Assange lawyer Dinah Rose blasted that argument Wednesday, telling the seven justices gathered in the building's wood-panelled Courtoom One that a prosecutor "does not, and indeed cannot as a matter of principle, exercise judicial authority."

'No one may be a judge in their own case.' Assange lawyer Dinah Rose

Rose said that putting the power to arrest suspects in the hands of the same prosecutors bent on trying and convicting them was completely unfair.

She said this is not a parochial British view but rather a venerable rule whose origins go back 1,500 years to the laws of the Byzantine Empire.

"No one may be a judge in their own case," Rose said, calling it "about as fundamental a principle as you can have."

Rose spent the next four hours combing through British case law and parsing European draft treaties to buttress her case sometimes even slipping into French to make finer points about the documents' wording.

Evidence showed, she said, that drafters believed "that the European arrest warrant was a very serious measure that has to be issued by a court."

She went on to attack the European arrest-warrant system, saying that countries across Europe implemented it in problematic ways, and criticized Sweden's justice system, which she said had failed to fulfil its obligations.

Impartiality and arrest warrants

Rose spoke confidently and with few interruptions unlike Sweden's lawyer Clare Montgomery, who was repeatedly questioned by judges about her assertion that impartiality wasn't a prerequisite for issues involving arrest warrants.

"The decision whether to arrest somebody might be made by somebody who is partisan," she insisted. "That happens throughout Europe."

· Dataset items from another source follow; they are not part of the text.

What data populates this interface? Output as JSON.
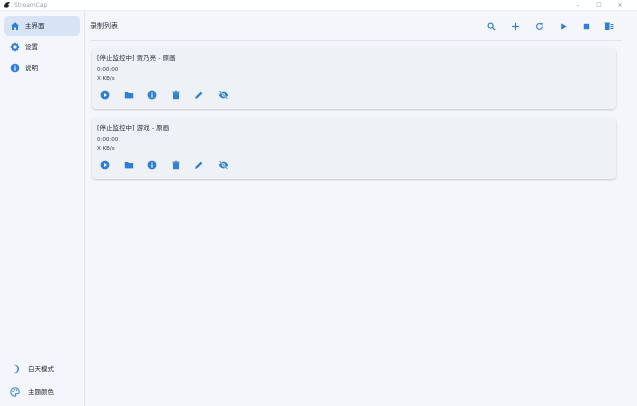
{
  "app": {
    "title": "StreamCap"
  },
  "window": {
    "minimize": "–",
    "maximize": "☐",
    "close": "✕"
  },
  "colors": {
    "accent": "#2f7fd6",
    "active_nav_bg": "#d6e4f5",
    "card_bg": "#eef1f6"
  },
  "sidebar": {
    "items": [
      {
        "label": "主界面",
        "icon": "home-icon",
        "active": true
      },
      {
        "label": "设置",
        "icon": "gear-icon",
        "active": false
      },
      {
        "label": "说明",
        "icon": "info-icon",
        "active": false
      }
    ],
    "bottom": [
      {
        "label": "白天模式",
        "icon": "moon-icon"
      },
      {
        "label": "主题颜色",
        "icon": "palette-icon"
      }
    ]
  },
  "main": {
    "title": "录制列表",
    "toolbar": [
      "search-icon",
      "add-icon",
      "refresh-icon",
      "play-icon",
      "stop-icon",
      "delete-all-icon"
    ],
    "cards": [
      {
        "title": "[停止监控中] 贾乃亮 - 原画",
        "time": "0:00:00",
        "speed": "X KB/s"
      },
      {
        "title": "[停止监控中] 游戏 - 原画",
        "time": "0:00:00",
        "speed": "X KB/s"
      }
    ],
    "card_actions": [
      "play-circle-icon",
      "folder-icon",
      "info-icon",
      "delete-icon",
      "edit-icon",
      "visibility-off-icon"
    ]
  }
}
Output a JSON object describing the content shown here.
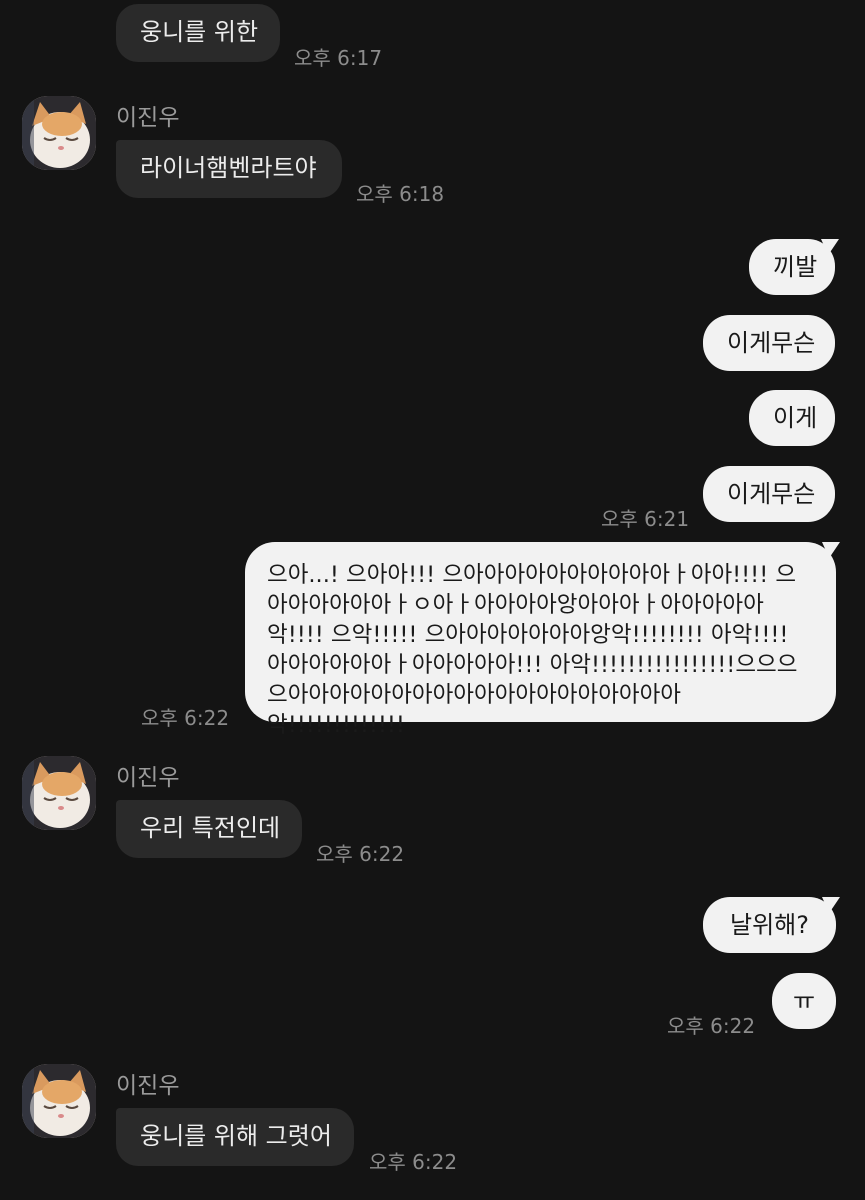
{
  "messages": [
    {
      "text": "웅니를 위한",
      "time": "오후 6:17"
    },
    {
      "sender": "이진우",
      "text": "라이너햄벤라트야",
      "time": "오후 6:18"
    },
    {
      "text": "끼발"
    },
    {
      "text": "이게무슨"
    },
    {
      "text": "이게"
    },
    {
      "text": "이게무슨",
      "time": "오후 6:21"
    },
    {
      "text": "으아...! 으아아!!! 으아아아아아아아아아아ㅏ아아!!!! 으아아아아아아ㅏㅇ아ㅏ아아아아앙아아아ㅏ아아아아아악!!!! 으악!!!!! 으아아아아아아아앙악!!!!!!!! 아악!!!! 아아아아아아ㅏ아아아아아!!! 아악!!!!!!!!!!!!!!!!으으으으아아아아아아아아아아아아아아아아아아아악!!!!!!!!!!!!!",
      "time": "오후 6:22"
    },
    {
      "sender": "이진우",
      "text": "우리 특전인데",
      "time": "오후 6:22"
    },
    {
      "text": "날위해?"
    },
    {
      "text": "ㅠ",
      "time": "오후 6:22"
    },
    {
      "sender": "이진우",
      "text": "웅니를 위해 그렷어",
      "time": "오후 6:22"
    }
  ],
  "colors": {
    "background": "#141414",
    "incoming_bubble": "#2a2a2a",
    "outgoing_bubble": "#f2f2f2",
    "timestamp": "#8c8c8c",
    "sender_name": "#9a9a9a"
  },
  "icons": {
    "avatar": "cat-avatar-icon"
  }
}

Experts interviewed before the hearing said the advantage was with Montgomery and Swedish authorities.

Karen Todner, a prominent extradition specialist, said that Assange's lawyers were unlikely to overcome the benefit of the doubt usually afforded to other European countries' judicial systems.

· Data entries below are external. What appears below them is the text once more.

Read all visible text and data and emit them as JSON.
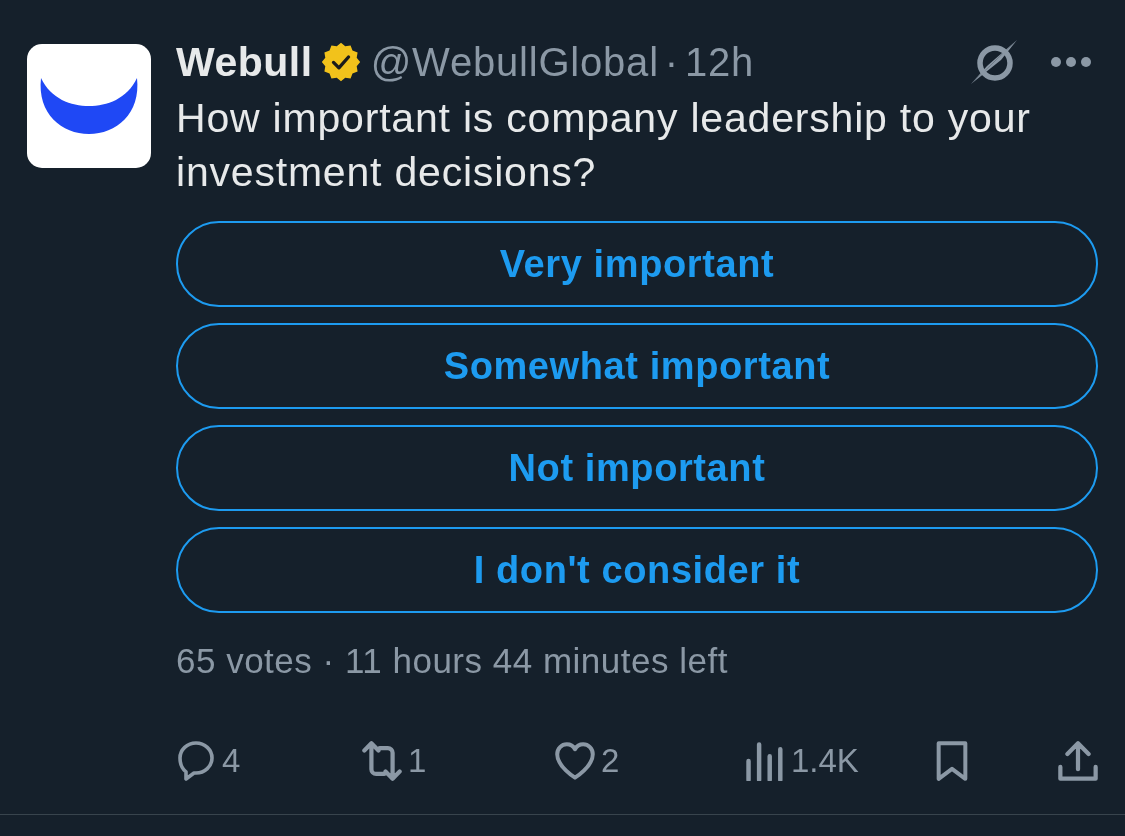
{
  "post": {
    "author": {
      "name": "Webull",
      "verified": true,
      "handle": "@WebullGlobal",
      "separator": "·",
      "time": "12h"
    },
    "text": "How important is company leadership to your investment decisions?",
    "poll": {
      "options": [
        {
          "label": "Very important"
        },
        {
          "label": "Somewhat important"
        },
        {
          "label": "Not important"
        },
        {
          "label": "I don't consider it"
        }
      ],
      "summary": "65 votes · 11 hours 44 minutes left"
    },
    "actions": [
      {
        "kind": "reply",
        "count": "4"
      },
      {
        "kind": "repost",
        "count": "1"
      },
      {
        "kind": "like",
        "count": "2"
      },
      {
        "kind": "views",
        "count": "1.4K"
      },
      {
        "kind": "bookmark"
      },
      {
        "kind": "share"
      }
    ]
  }
}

British judges "absolutely defer" to their European counterparts' justice systems, she said, adding that she would be "very surprised" if Assange's team triumphed.

The U.K. justices, who have dispensed with formal court attire in favour of business suits, will hear lawyers for the prosecution on Thursday.

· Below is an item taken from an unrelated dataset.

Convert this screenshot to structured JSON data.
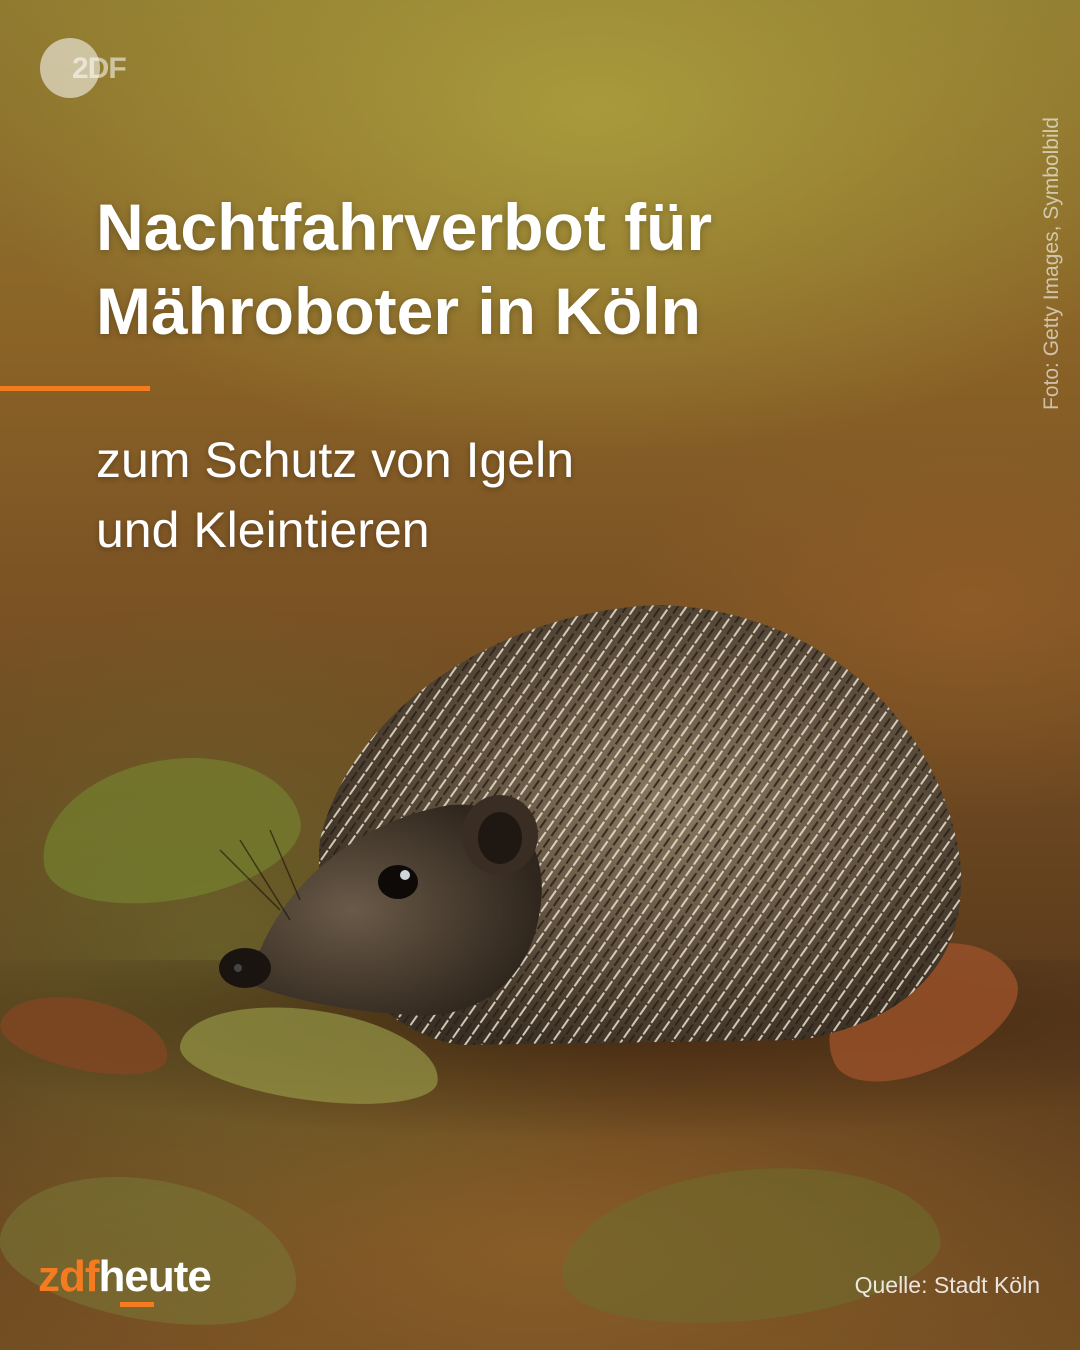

If they rule against Assange, the 40-year-old Australian is expected to be on a flight to Sweden within two weeks. Assange could conceivably appeal to the European Court of Human Rights, but because Sweden is a fellow European country that would not stop his extradition.

Once in Sweden he would be arrested and a detention hearing would be held within four days. Prosecutors could decide to release him after questioning, but the court could also extend his period of detention. Such hearings must be held every two weeks until a suspect is charged or released. There is no bail in Sweden.

It's still not clear whether charges will be brought against him in Sweden. If Assange is convicted, the penalties for the types of crime he's accused of range from fines to as much as six years in prison.